Does Convergence in the Mean Imply Ordinary Convergence?

[squenshl]

Homework Statement

1. Consider the sequence $$\frac{1}{2}, \frac{1}{3}, \frac{2}{3}, \frac{1}{4}, \frac{2}{4}, \frac{3}{4}, \frac{1}{5}, \frac{2}{5}, \frac{3}{5}, \frac{4}{5},\frac{1}{6}, \ldots$$ For which values $z \in \mathbb{R}$ is there a subsequence converging to $z$?

2. Prove that if $\lim_{n\to \infty} x_n = z$ then $$\lim_{n\to \infty} \frac{x_1+x_2+\ldots+x_n}{n} = z$$.

Homework Equations

The Attempt at a Solution

1. If we take the subsequence $\frac{1}{2}, \frac{2}{4}, \frac{3}{6}, \ldots$ we can see that this is converging to $\frac{1}{2} \in \mathbb{R}$. Am I on the right track or just not even close.

2. No idea how to attack this one.

Some help will be great thanks!

 

[andrewkirk]

For question 1:

What is the range of values in the sequence?
What does that tell you about the range of possible limits of subsequences?
If any point in that second range were not a limit of a subsequence, what property would that point have to have, in relation to the sequence?
Can any point in the range satisfy that property?

 

[S.G. Janssens]

For question 2, you have to prove that
$$
C_n := \frac{1}{n}\sum_{k=1}^n{x_k} \to z \qquad \text{as } n \to \infty
$$
You could start by noting that this is equivalent to proving that
$$
\Bigl| C_n - z \Bigr| \to 0 \qquad \text{as } n \to \infty
$$
1. How can you arrange for $z$ to be included in the sum?
2. Let $\varepsilon > 0$ be arbitrary.
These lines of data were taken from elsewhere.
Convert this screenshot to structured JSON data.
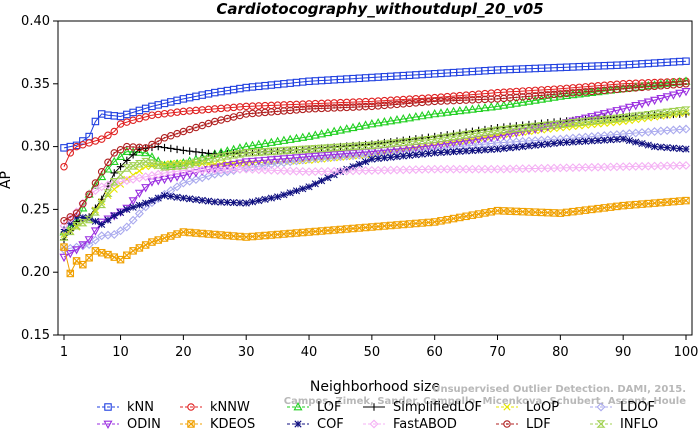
{
  "chart_data": {
    "type": "line",
    "title": "Cardiotocography_withoutdupl_20_v05",
    "xlabel": "Neighborhood size",
    "ylabel": "AP",
    "xlim": [
      1,
      100
    ],
    "ylim": [
      0.15,
      0.4
    ],
    "xticks": [
      "1",
      "10",
      "20",
      "30",
      "40",
      "50",
      "60",
      "70",
      "80",
      "90",
      "100"
    ],
    "xtick_values": [
      1,
      10,
      20,
      30,
      40,
      50,
      60,
      70,
      80,
      90,
      100
    ],
    "yticks": [
      "0.15",
      "0.20",
      "0.25",
      "0.30",
      "0.35",
      "0.40"
    ],
    "ytick_values": [
      0.15,
      0.2,
      0.25,
      0.3,
      0.35,
      0.4
    ],
    "grid": false,
    "legend_placement": "bottom",
    "watermark": "Campos, Zimek, Sander, Campello, Micenkova, Schubert, Assent, Houle",
    "watermark_line1": "Unsupervised Outlier Detection. DAMI, 2015.",
    "series": [
      {
        "name": "kNN",
        "color": "#1f3fe0",
        "marker": "square",
        "points": [
          [
            1,
            0.299
          ],
          [
            3,
            0.301
          ],
          [
            5,
            0.308
          ],
          [
            6,
            0.32
          ],
          [
            7,
            0.326
          ],
          [
            8,
            0.325
          ],
          [
            10,
            0.324
          ],
          [
            15,
            0.332
          ],
          [
            20,
            0.338
          ],
          [
            25,
            0.343
          ],
          [
            30,
            0.347
          ],
          [
            40,
            0.352
          ],
          [
            50,
            0.355
          ],
          [
            60,
            0.358
          ],
          [
            70,
            0.361
          ],
          [
            80,
            0.363
          ],
          [
            90,
            0.365
          ],
          [
            100,
            0.368
          ]
        ]
      },
      {
        "name": "kNNW",
        "color": "#e02020",
        "marker": "circle",
        "points": [
          [
            1,
            0.284
          ],
          [
            2,
            0.295
          ],
          [
            3,
            0.3
          ],
          [
            5,
            0.303
          ],
          [
            7,
            0.306
          ],
          [
            9,
            0.312
          ],
          [
            10,
            0.318
          ],
          [
            12,
            0.321
          ],
          [
            15,
            0.325
          ],
          [
            20,
            0.328
          ],
          [
            30,
            0.332
          ],
          [
            40,
            0.334
          ],
          [
            50,
            0.336
          ],
          [
            60,
            0.339
          ],
          [
            70,
            0.343
          ],
          [
            80,
            0.346
          ],
          [
            90,
            0.35
          ],
          [
            100,
            0.352
          ]
        ]
      },
      {
        "name": "LOF",
        "color": "#22d022",
        "marker": "triangle",
        "points": [
          [
            1,
            0.232
          ],
          [
            3,
            0.24
          ],
          [
            5,
            0.262
          ],
          [
            7,
            0.276
          ],
          [
            9,
            0.288
          ],
          [
            11,
            0.296
          ],
          [
            14,
            0.295
          ],
          [
            17,
            0.285
          ],
          [
            20,
            0.287
          ],
          [
            25,
            0.294
          ],
          [
            30,
            0.3
          ],
          [
            40,
            0.308
          ],
          [
            50,
            0.318
          ],
          [
            60,
            0.326
          ],
          [
            70,
            0.332
          ],
          [
            80,
            0.34
          ],
          [
            90,
            0.346
          ],
          [
            100,
            0.352
          ]
        ]
      },
      {
        "name": "SimplifiedLOF",
        "color": "#000000",
        "marker": "plus",
        "points": [
          [
            1,
            0.226
          ],
          [
            3,
            0.24
          ],
          [
            5,
            0.244
          ],
          [
            7,
            0.258
          ],
          [
            9,
            0.279
          ],
          [
            11,
            0.289
          ],
          [
            13,
            0.298
          ],
          [
            16,
            0.3
          ],
          [
            20,
            0.297
          ],
          [
            25,
            0.294
          ],
          [
            30,
            0.295
          ],
          [
            40,
            0.298
          ],
          [
            50,
            0.302
          ],
          [
            60,
            0.308
          ],
          [
            70,
            0.315
          ],
          [
            80,
            0.32
          ],
          [
            90,
            0.324
          ],
          [
            100,
            0.326
          ]
        ]
      },
      {
        "name": "LoOP",
        "color": "#e6e600",
        "marker": "x",
        "points": [
          [
            1,
            0.23
          ],
          [
            3,
            0.236
          ],
          [
            5,
            0.243
          ],
          [
            7,
            0.256
          ],
          [
            9,
            0.266
          ],
          [
            11,
            0.274
          ],
          [
            14,
            0.284
          ],
          [
            17,
            0.286
          ],
          [
            20,
            0.287
          ],
          [
            25,
            0.286
          ],
          [
            30,
            0.287
          ],
          [
            40,
            0.289
          ],
          [
            50,
            0.294
          ],
          [
            60,
            0.301
          ],
          [
            70,
            0.309
          ],
          [
            80,
            0.315
          ],
          [
            90,
            0.32
          ],
          [
            100,
            0.327
          ]
        ]
      },
      {
        "name": "LDOF",
        "color": "#aaaaee",
        "marker": "diamond",
        "points": [
          [
            1,
            0.218
          ],
          [
            3,
            0.22
          ],
          [
            5,
            0.222
          ],
          [
            7,
            0.229
          ],
          [
            9,
            0.23
          ],
          [
            11,
            0.236
          ],
          [
            14,
            0.252
          ],
          [
            17,
            0.262
          ],
          [
            20,
            0.271
          ],
          [
            25,
            0.278
          ],
          [
            30,
            0.283
          ],
          [
            40,
            0.29
          ],
          [
            50,
            0.294
          ],
          [
            60,
            0.298
          ],
          [
            70,
            0.303
          ],
          [
            80,
            0.306
          ],
          [
            90,
            0.31
          ],
          [
            100,
            0.314
          ]
        ]
      },
      {
        "name": "ODIN",
        "color": "#9a2ee0",
        "marker": "triangle-down",
        "points": [
          [
            1,
            0.212
          ],
          [
            3,
            0.218
          ],
          [
            5,
            0.226
          ],
          [
            7,
            0.24
          ],
          [
            9,
            0.245
          ],
          [
            11,
            0.251
          ],
          [
            13,
            0.263
          ],
          [
            15,
            0.272
          ],
          [
            20,
            0.277
          ],
          [
            25,
            0.283
          ],
          [
            30,
            0.288
          ],
          [
            40,
            0.292
          ],
          [
            50,
            0.296
          ],
          [
            60,
            0.301
          ],
          [
            70,
            0.308
          ],
          [
            80,
            0.318
          ],
          [
            90,
            0.33
          ],
          [
            100,
            0.344
          ]
        ]
      },
      {
        "name": "KDEOS",
        "color": "#f0a000",
        "marker": "square-x",
        "points": [
          [
            1,
            0.22
          ],
          [
            2,
            0.199
          ],
          [
            3,
            0.209
          ],
          [
            4,
            0.206
          ],
          [
            6,
            0.217
          ],
          [
            8,
            0.214
          ],
          [
            10,
            0.21
          ],
          [
            12,
            0.217
          ],
          [
            15,
            0.224
          ],
          [
            20,
            0.232
          ],
          [
            25,
            0.23
          ],
          [
            30,
            0.228
          ],
          [
            40,
            0.232
          ],
          [
            50,
            0.236
          ],
          [
            60,
            0.24
          ],
          [
            70,
            0.249
          ],
          [
            80,
            0.247
          ],
          [
            90,
            0.253
          ],
          [
            100,
            0.257
          ]
        ]
      },
      {
        "name": "COF",
        "color": "#101080",
        "marker": "star",
        "points": [
          [
            1,
            0.234
          ],
          [
            3,
            0.244
          ],
          [
            5,
            0.243
          ],
          [
            7,
            0.238
          ],
          [
            9,
            0.245
          ],
          [
            11,
            0.25
          ],
          [
            14,
            0.255
          ],
          [
            17,
            0.261
          ],
          [
            20,
            0.259
          ],
          [
            25,
            0.256
          ],
          [
            30,
            0.255
          ],
          [
            35,
            0.26
          ],
          [
            40,
            0.268
          ],
          [
            45,
            0.28
          ],
          [
            50,
            0.29
          ],
          [
            60,
            0.295
          ],
          [
            70,
            0.298
          ],
          [
            80,
            0.303
          ],
          [
            90,
            0.306
          ],
          [
            95,
            0.3
          ],
          [
            100,
            0.298
          ]
        ]
      },
      {
        "name": "FastABOD",
        "color": "#f4b0f4",
        "marker": "diamond",
        "points": [
          [
            1,
            0.237
          ],
          [
            3,
            0.248
          ],
          [
            5,
            0.262
          ],
          [
            7,
            0.268
          ],
          [
            9,
            0.271
          ],
          [
            11,
            0.273
          ],
          [
            14,
            0.276
          ],
          [
            17,
            0.279
          ],
          [
            20,
            0.281
          ],
          [
            30,
            0.282
          ],
          [
            40,
            0.28
          ],
          [
            50,
            0.281
          ],
          [
            60,
            0.282
          ],
          [
            70,
            0.282
          ],
          [
            80,
            0.283
          ],
          [
            90,
            0.284
          ],
          [
            100,
            0.285
          ]
        ]
      },
      {
        "name": "LDF",
        "color": "#b02020",
        "marker": "circle-dot",
        "points": [
          [
            1,
            0.241
          ],
          [
            3,
            0.247
          ],
          [
            5,
            0.262
          ],
          [
            7,
            0.28
          ],
          [
            9,
            0.295
          ],
          [
            11,
            0.3
          ],
          [
            14,
            0.299
          ],
          [
            17,
            0.307
          ],
          [
            20,
            0.312
          ],
          [
            25,
            0.32
          ],
          [
            30,
            0.326
          ],
          [
            40,
            0.33
          ],
          [
            50,
            0.332
          ],
          [
            60,
            0.336
          ],
          [
            70,
            0.338
          ],
          [
            80,
            0.342
          ],
          [
            90,
            0.346
          ],
          [
            100,
            0.35
          ]
        ]
      },
      {
        "name": "INFLO",
        "color": "#a0d050",
        "marker": "hourglass",
        "points": [
          [
            1,
            0.228
          ],
          [
            3,
            0.237
          ],
          [
            5,
            0.242
          ],
          [
            7,
            0.254
          ],
          [
            9,
            0.272
          ],
          [
            11,
            0.283
          ],
          [
            14,
            0.288
          ],
          [
            17,
            0.284
          ],
          [
            20,
            0.285
          ],
          [
            25,
            0.291
          ],
          [
            30,
            0.295
          ],
          [
            40,
            0.298
          ],
          [
            50,
            0.301
          ],
          [
            60,
            0.306
          ],
          [
            70,
            0.313
          ],
          [
            80,
            0.318
          ],
          [
            90,
            0.323
          ],
          [
            100,
            0.329
          ]
        ]
      }
    ]
  }
}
Why does there exist $m \in \mathbb{N}$ such that $|x_k - z| \le \varepsilon$ for all $k \ge m$?
3.You may now split the sum defining $C_n$ into two sums, assuming that $n > m$. One of these sums vanishes in the limit $n \to \infty$ . (What property of convergent sequences do you use here?) In the same limit, the second sum is seen not to exceed $\varepsilon$.
4. Why is the argument completed?

Incidentally, $C_n$ is often called the $n$th partial Cesàro sum. What you will have shown is that ordinary convergence implies convergence of the partial Cesàro sums (also called "convergence in the mean") to the same limit. As an exercise, you could try to think about whether or not the converse is true as well, without looking it up of course.